Rockefeller Pushing WMD Probe
A top Senate Democrat has rejected as “inadequate” the GOP proposal to privately review intelligence on Iraq’s weapons programs given to the White House and Congress prior to the U.S. invasion and has again threatened to use the Senate’s rules to trigger a more wide-ranging probe if Republicans don’t respond to his concerns.
Sen. Jay Rockefeller (D-W.Va.), vice chairman of the Intelligence Committee, wants a joint inquiry by the Armed Services and Intelligence panels into the issue, with open hearings and a report released to the public at the end of the probe. Intelligence Chairman Pat Roberts (R-Kan.) has so far rejected the West Virginia Democrat’s requests, although Rockefeller vows to continue pushing his case.
“We need to be able to request additional intelligence documents, interview intelligence community and administration officials, past and present, hold closed and open hearings and prepare a final public report on lessons learned,” Rockefeller said in a statement. “A full fact-finding investigation is the usual mechanism for Congressional oversight committees like the Senate Intelligence Committee in a circumstance like this one.”
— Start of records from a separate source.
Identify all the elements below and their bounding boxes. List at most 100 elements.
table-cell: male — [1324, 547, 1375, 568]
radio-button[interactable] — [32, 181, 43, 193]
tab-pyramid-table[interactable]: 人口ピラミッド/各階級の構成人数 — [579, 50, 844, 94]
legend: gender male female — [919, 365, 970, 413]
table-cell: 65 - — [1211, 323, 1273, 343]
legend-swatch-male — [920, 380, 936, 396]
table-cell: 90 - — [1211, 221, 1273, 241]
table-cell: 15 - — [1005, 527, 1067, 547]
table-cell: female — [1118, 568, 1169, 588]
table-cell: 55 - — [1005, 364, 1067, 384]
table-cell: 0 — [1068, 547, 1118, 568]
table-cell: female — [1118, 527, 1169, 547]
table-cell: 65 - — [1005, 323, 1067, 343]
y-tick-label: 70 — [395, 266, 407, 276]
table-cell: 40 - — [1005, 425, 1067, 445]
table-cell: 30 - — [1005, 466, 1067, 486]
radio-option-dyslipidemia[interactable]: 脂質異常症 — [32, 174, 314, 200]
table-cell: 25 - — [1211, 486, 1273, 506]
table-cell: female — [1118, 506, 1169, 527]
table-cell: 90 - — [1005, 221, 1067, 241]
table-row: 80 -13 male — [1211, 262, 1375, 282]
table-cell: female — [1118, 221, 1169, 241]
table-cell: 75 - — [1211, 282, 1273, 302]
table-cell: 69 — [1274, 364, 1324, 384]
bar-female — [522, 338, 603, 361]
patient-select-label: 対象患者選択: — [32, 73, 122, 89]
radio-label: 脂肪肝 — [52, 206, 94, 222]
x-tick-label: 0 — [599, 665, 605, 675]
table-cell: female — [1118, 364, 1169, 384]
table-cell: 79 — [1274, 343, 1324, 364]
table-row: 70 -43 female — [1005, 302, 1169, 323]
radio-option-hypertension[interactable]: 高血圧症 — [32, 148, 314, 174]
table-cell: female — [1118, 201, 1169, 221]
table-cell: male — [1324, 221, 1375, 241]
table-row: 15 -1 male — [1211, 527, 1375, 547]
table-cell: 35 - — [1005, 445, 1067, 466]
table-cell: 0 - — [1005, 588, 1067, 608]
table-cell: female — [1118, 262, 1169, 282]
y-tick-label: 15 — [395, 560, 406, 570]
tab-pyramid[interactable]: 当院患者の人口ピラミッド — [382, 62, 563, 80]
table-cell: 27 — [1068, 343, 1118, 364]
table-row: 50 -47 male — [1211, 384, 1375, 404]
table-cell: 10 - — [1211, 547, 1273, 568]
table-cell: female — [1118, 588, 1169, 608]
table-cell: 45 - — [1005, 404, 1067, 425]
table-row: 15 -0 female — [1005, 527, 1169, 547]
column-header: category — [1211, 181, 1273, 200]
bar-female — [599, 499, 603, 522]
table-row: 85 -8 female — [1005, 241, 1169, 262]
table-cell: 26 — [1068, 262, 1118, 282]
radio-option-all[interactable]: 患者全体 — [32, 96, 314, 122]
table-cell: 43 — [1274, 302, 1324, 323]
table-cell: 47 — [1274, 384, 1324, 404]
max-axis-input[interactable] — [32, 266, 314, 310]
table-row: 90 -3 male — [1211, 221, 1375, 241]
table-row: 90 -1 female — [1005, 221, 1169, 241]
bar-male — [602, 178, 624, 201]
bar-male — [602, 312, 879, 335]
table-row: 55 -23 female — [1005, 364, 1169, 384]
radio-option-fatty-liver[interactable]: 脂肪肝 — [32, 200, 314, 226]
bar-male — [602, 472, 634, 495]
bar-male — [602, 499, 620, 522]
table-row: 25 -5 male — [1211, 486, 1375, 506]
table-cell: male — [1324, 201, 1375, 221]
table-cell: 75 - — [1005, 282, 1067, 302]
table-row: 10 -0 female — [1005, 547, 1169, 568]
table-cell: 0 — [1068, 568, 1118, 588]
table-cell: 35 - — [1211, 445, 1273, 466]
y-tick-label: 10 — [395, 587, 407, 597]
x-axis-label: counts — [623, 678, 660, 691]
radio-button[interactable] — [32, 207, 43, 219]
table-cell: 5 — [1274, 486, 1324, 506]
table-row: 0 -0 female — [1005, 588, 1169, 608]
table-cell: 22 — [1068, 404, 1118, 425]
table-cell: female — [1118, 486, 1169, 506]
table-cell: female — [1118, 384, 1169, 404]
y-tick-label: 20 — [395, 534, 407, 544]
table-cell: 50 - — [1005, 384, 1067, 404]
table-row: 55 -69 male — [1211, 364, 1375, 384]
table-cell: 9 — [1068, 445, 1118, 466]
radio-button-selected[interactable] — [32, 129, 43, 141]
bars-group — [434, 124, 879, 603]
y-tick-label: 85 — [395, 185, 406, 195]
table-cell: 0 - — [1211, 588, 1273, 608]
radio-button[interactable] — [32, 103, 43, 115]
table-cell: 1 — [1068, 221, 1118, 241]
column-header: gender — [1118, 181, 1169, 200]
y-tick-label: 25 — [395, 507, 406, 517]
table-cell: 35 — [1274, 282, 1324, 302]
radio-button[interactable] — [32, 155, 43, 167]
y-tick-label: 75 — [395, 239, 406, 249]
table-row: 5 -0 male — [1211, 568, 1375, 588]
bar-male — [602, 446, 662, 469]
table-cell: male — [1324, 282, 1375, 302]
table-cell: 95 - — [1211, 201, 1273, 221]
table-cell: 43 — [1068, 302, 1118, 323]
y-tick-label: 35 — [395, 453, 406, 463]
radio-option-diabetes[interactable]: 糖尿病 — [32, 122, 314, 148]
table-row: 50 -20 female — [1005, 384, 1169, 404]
Under Senate Intelligence Committee rules, any five Senators serving on the panel can call for a formal investigation. Rockefeller claimed to have enough support from his colleagues to do that, although he has held back out of fear of angering Roberts.
Rockefeller also said he has given a formal proposal to Roberts for a joint inquiry between Armed Services and Intelligence, and he added that while Roberts agreed with his plan in principle, he refused to commit to the proposal.
“I’m not getting any hard agreements,” complained Rockefeller.
But Senate Republicans are calling Rockefeller’s comments “ill-advised” and privately suggest that he is under pressure from factions within the Democratic Party that opposed the Iraq war and are now seeking to embarrass President Bush and the Pentagon.
“He’s being pushed into this by [Sen. Robert] Byrd [D-W.Va.],” declared a top Senate Republican, speaking on the condition of anonymity. “This is his first time he’s been on the national stage and it’s not clear he can handle it.” Byrd was the Senate’s most outspoken opponent of the war.
The charges and countercharges come as the political furor over the U.S. failure to uncover Iraqi weapons of mass destruction or proof of large-scale WMD programs continues to grow. While many Democrats remain cautious about speaking out on the topic, fearing imminent discoveries of just such weapons, others believe it is time to get more aggressive on the subject.
Roberts dismissed Rockefeller’s complaints, suggesting they were more a political stunt than an effort to resolve the situation.
“Now, while I believe some of the criticism leveled on the intelligence community has been understandable … some of the attacks have been simply politics and for political gain. I will not allow the committee to be politicized or to be used as an unwitting tool for any political strategist,” Roberts told reporters during a press conference.